I note Rob's forward of the MSIE/Solaris announcement, and the related Microsoft spin-control Web page.
A young fellow (now working at Network Associates in its newly-acquired PGP group) named Matt Hargett, a devout NT groupie, keeps bouncing MS-dogma posts off me to get my reactions. Following is round two, after he had rhetorically asked me if Netscape's source-code release wasn't the last gasp of a desperate company.
From rick Thu Jan 22 18:53:18 1998
Subject: Re: netscape src
To: hargett@cityscape.net (Matt
Hargett)
> Other than the obscene memory footprint, of course ;>
Which is bad, but not horrible, and is partly attibutable to staticly-linked X Motif libs. I may make a stab at the dynamic version — except I really have no other use for Motif. In fact, I usually use Navigator 3.04, rather than Communicator 4.04, when I use their browsers at all.
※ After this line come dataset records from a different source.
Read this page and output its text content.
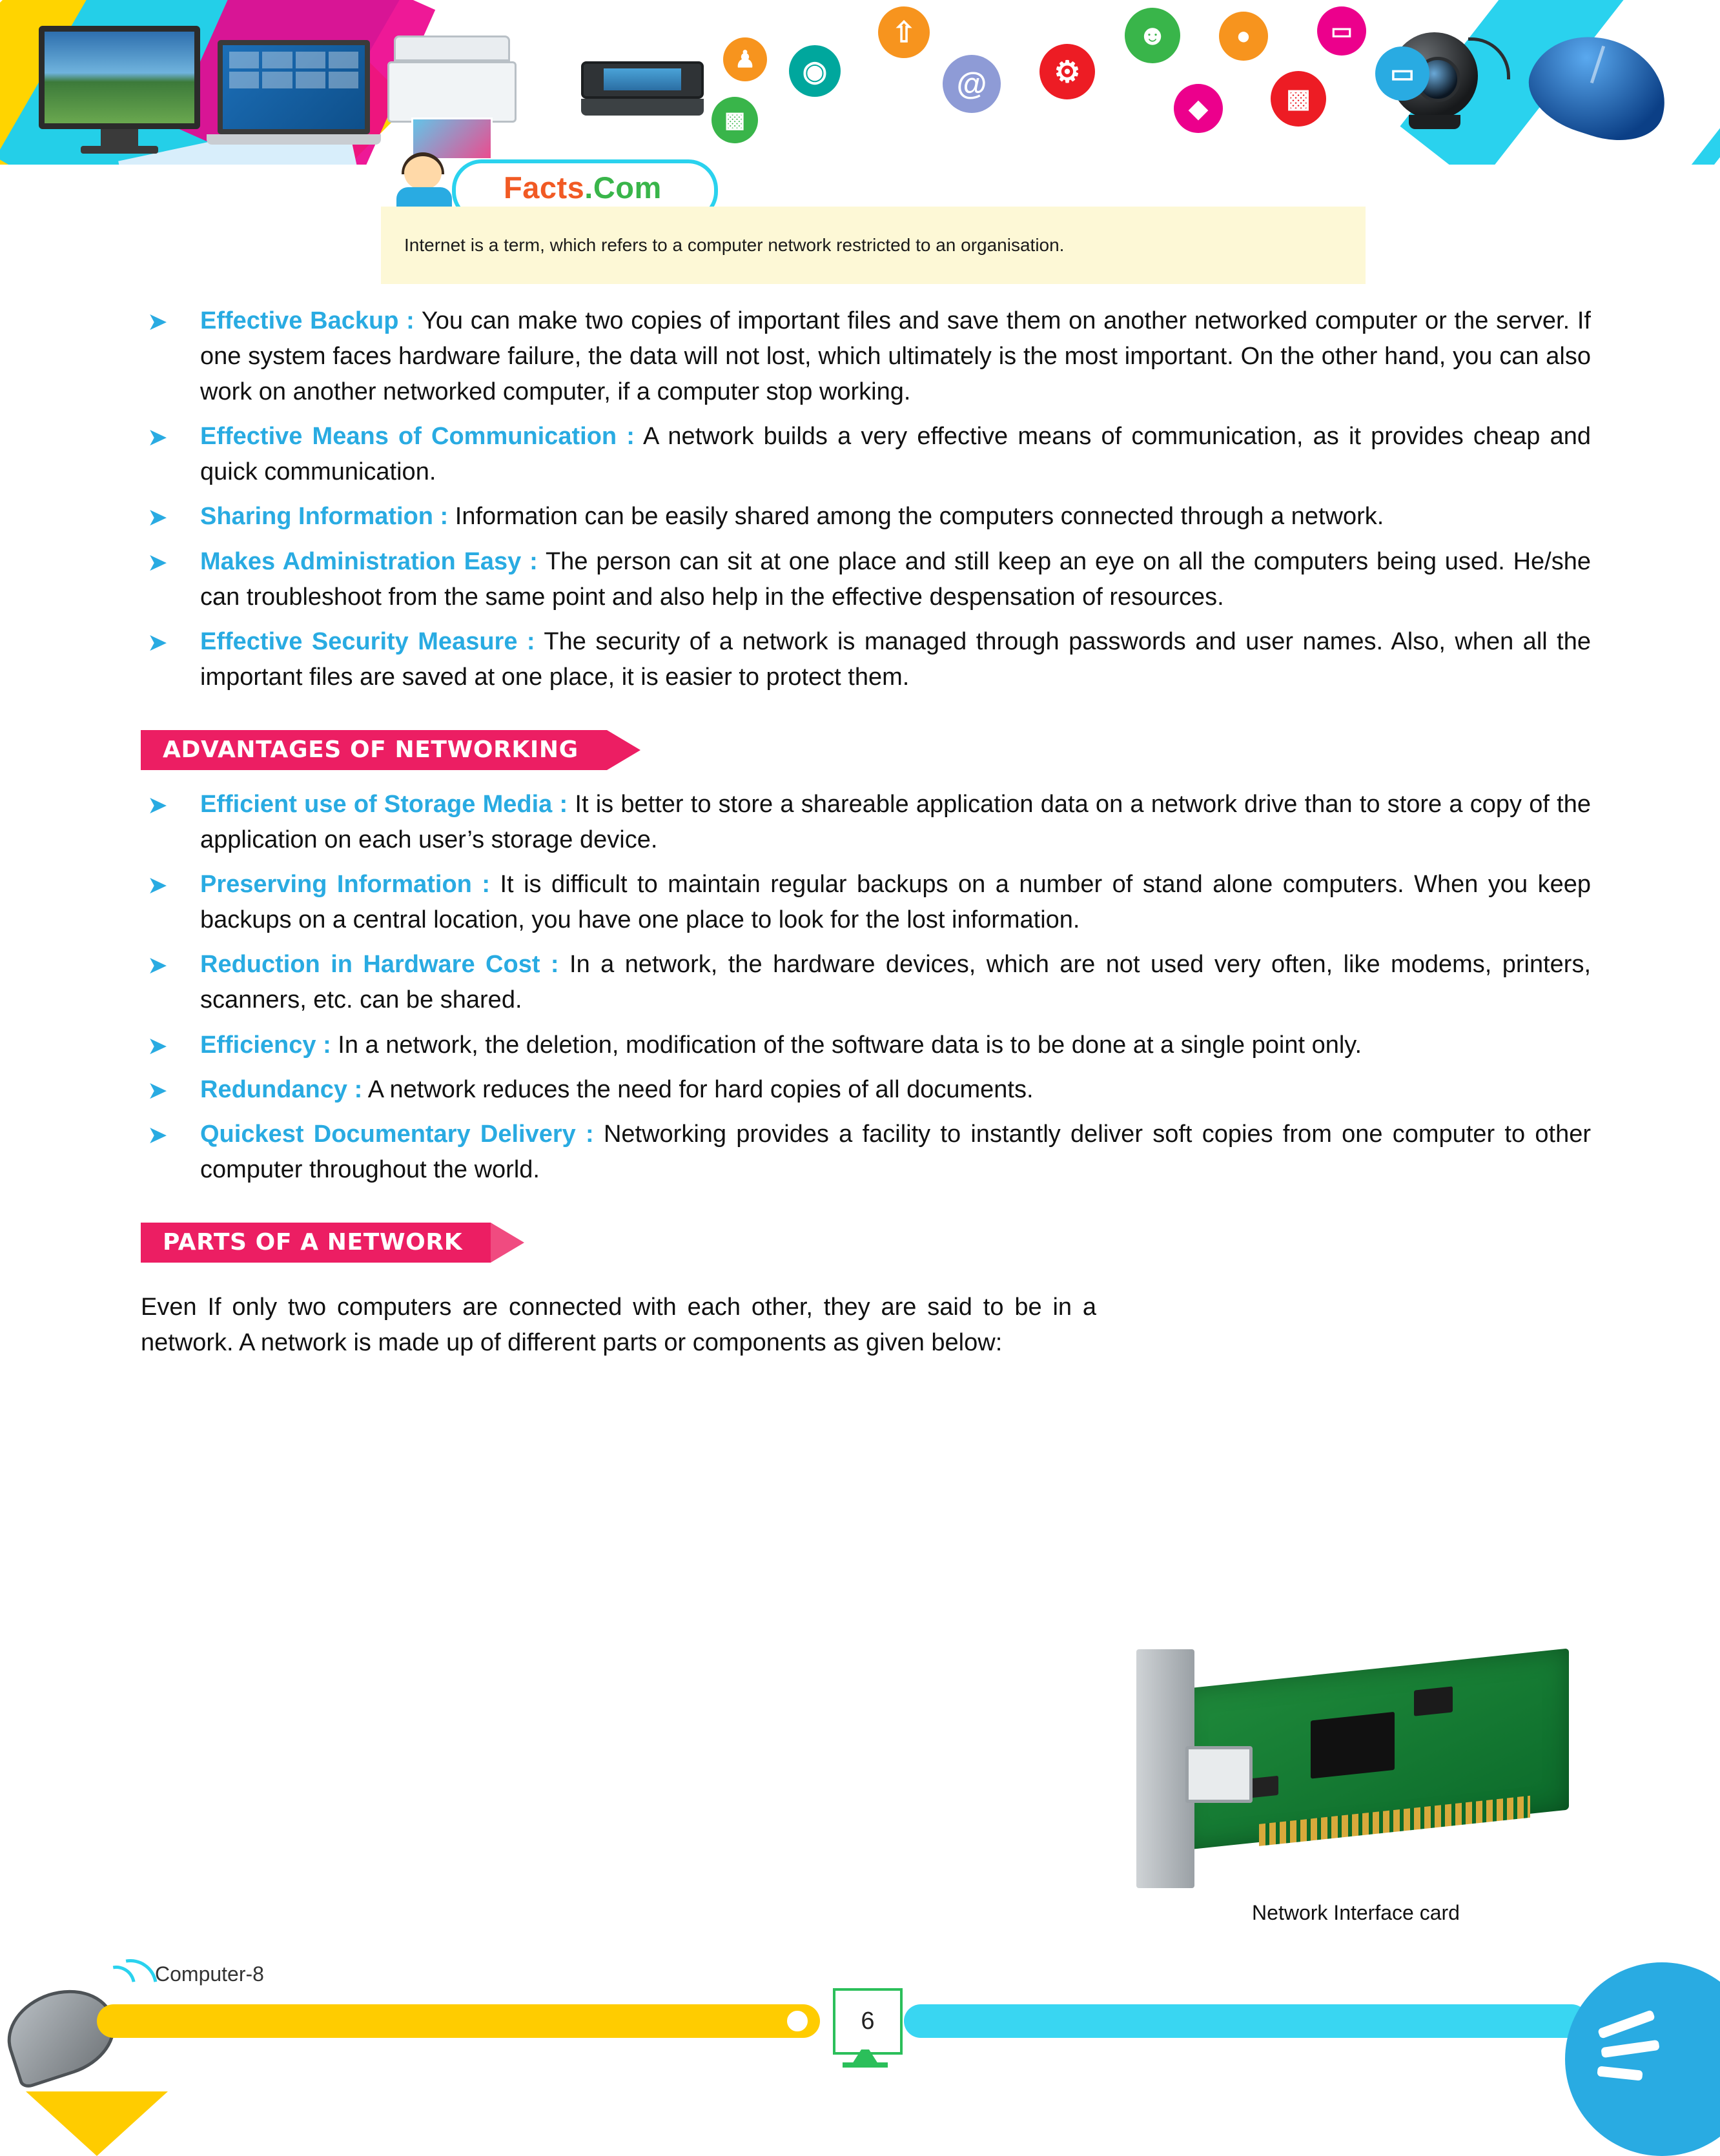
♟	◉
⇧
▩
@	⚙
☻
◆
●
▩
▭
▭
Facts.Com
Internet is a term, which refers to a computer network restricted to an organisation.
➤ Effective Backup : You can make two copies of important files and save them on another networked computer or the server. If one system faces hardware failure, the data will not lost, which ultimately is the most important. On the other hand, you can also work on another networked computer, if a computer stop working.
➤ Effective Means of Communication : A network builds a very effective means of communication, as it provides cheap and quick communication.
➤ Sharing Information : Information can be easily shared among the computers connected through a network.
➤ Makes Administration Easy : The person can sit at one place and still keep an eye on all the computers being used. He/she can troubleshoot from the same point and also help in the effective despensation of resources.
➤ Effective Security Measure : The security of a network is managed through passwords and user names. Also, when all the important files are saved at one place, it is easier to protect them.
ADVANTAGES OF NETWORKING
➤ Efficient use of Storage Media : It is better to store a shareable application data on a network drive than to store a copy of the application on each user’s storage device.
➤ Preserving Information : It is difficult to maintain regular backups on a number of stand alone computers. When you keep backups on a central location, you have one place to look for the lost information.
➤ Reduction in Hardware Cost : In a network, the hardware devices, which are not used very often, like modems, printers, scanners, etc. can be shared.
➤ Efficiency : In a network, the deletion, modification of the software data is to be done at a single point only.
➤ Redundancy : A network reduces the need for hard copies of all documents.
➤ Quickest Documentary Delivery : Networking provides a facility to instantly deliver soft copies from one computer to other computer throughout the world.
PARTS OF A NETWORK
Even If only two computers are connected with each other, they are said to be in a network. A network is made up of different parts or components as given below:
Network Interface card
Computer-8
6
On the whole, I'd rather use Chimera.
They also compiled it against an ancient version of libc that uses an inefficient malloc function, and Java isn't happy unless you provide that lib. However, that's not difficult.
> Their main problem is they've spent more time adding
code to the
> existing codebase than optimizing the current one. The
second comment
> was from one of the dev people there (who actually runs IE
in protest
> of the priority disagreements he has with the dev
there).
Interesting. That makes sense, and I appreciate the comment. Communicator does indeed give the impression of frantic featuritis. On its fewer supported platforms, MSIE is smaller, but I find pervasive bad design decisions. Like:
History, cache, cookies, and bookmarks implementations that chew up directory entries with wild abandon, which on FAT and NTFS worsens the problem of slow and fragmentation-prone filesystems.
cookies implementation that's architecturally difficult to bring under user control. With Navigator/Communicator, I can just make its single cookies file read-only, or make it a symlink to /dev/null. MSIE's messy implementation makes this level of user control apparently impossible (to my knowledge).
Installation defaults that are wildly wrong and/or distasteful, starting with the percentage of cache, proceeding to the dangerous security settings, and including those pathetic "friendly" URL displays. Don't even get me started on HTML e-mail with doubled contents and inappropriate MIME headers: Netscape has gone for that drooling idiocy, too, I know.
Uniformative MSIE displays to shield the user from 404 and other (informational) http daemon error messages.
Printing "Microsoft Internet Explorer" at the bottom of every page of HTML printout. That's just plain tacky.
The surreptitious reporting of user activity to Microsoft, if you enable the MSIE "Channels" feature. That's sleazy.
An uninstaller (in 4.x) that's so defective that it often leaves the base OS unusable, thereafter.
Wretched history of creating gratuitous security holes.
Use and advocacy of an unsound applet model (DCOM, or whatever ActiveX has been renamed to, this month). DCOM / ActiveX / Network OLE is a security nightmare.
So, I consider MSIE (including 4.x) a wretched mess, and to include a number of features that insult the intelligence of the user or are just plain sleazoid. Fortunately, there are numerous better alternatives.
--
Cheers, Everything is gone;
Rick Moen Your life's work has been destroyed.
rick@hugin.imat.com
Squeeze trigger (yes/no)?
-- David Carlson (winner, haiku error message contest
See also: Listing of "101 things that the Mozilla browser can do that IE cannot": http://www.xulplanet.com/ndeakin/arts/reasons.html
From: "Benjamin J. Tilly "
To: iwe@www.vtluug.org
Subject: [Iwe] How to properly scare IE users
Date: Wed, 05 Mar 2003 01:45:00 +0500
It is one thing to tell IE users that they are using an insecure piece of shite. It is another to show them...
http://browsercheck.qualys.com
Note that it only works with IE. The uncharitable might point out that that is because a similar tool aimed at non-IE browsers would have too few vulns to create a splash.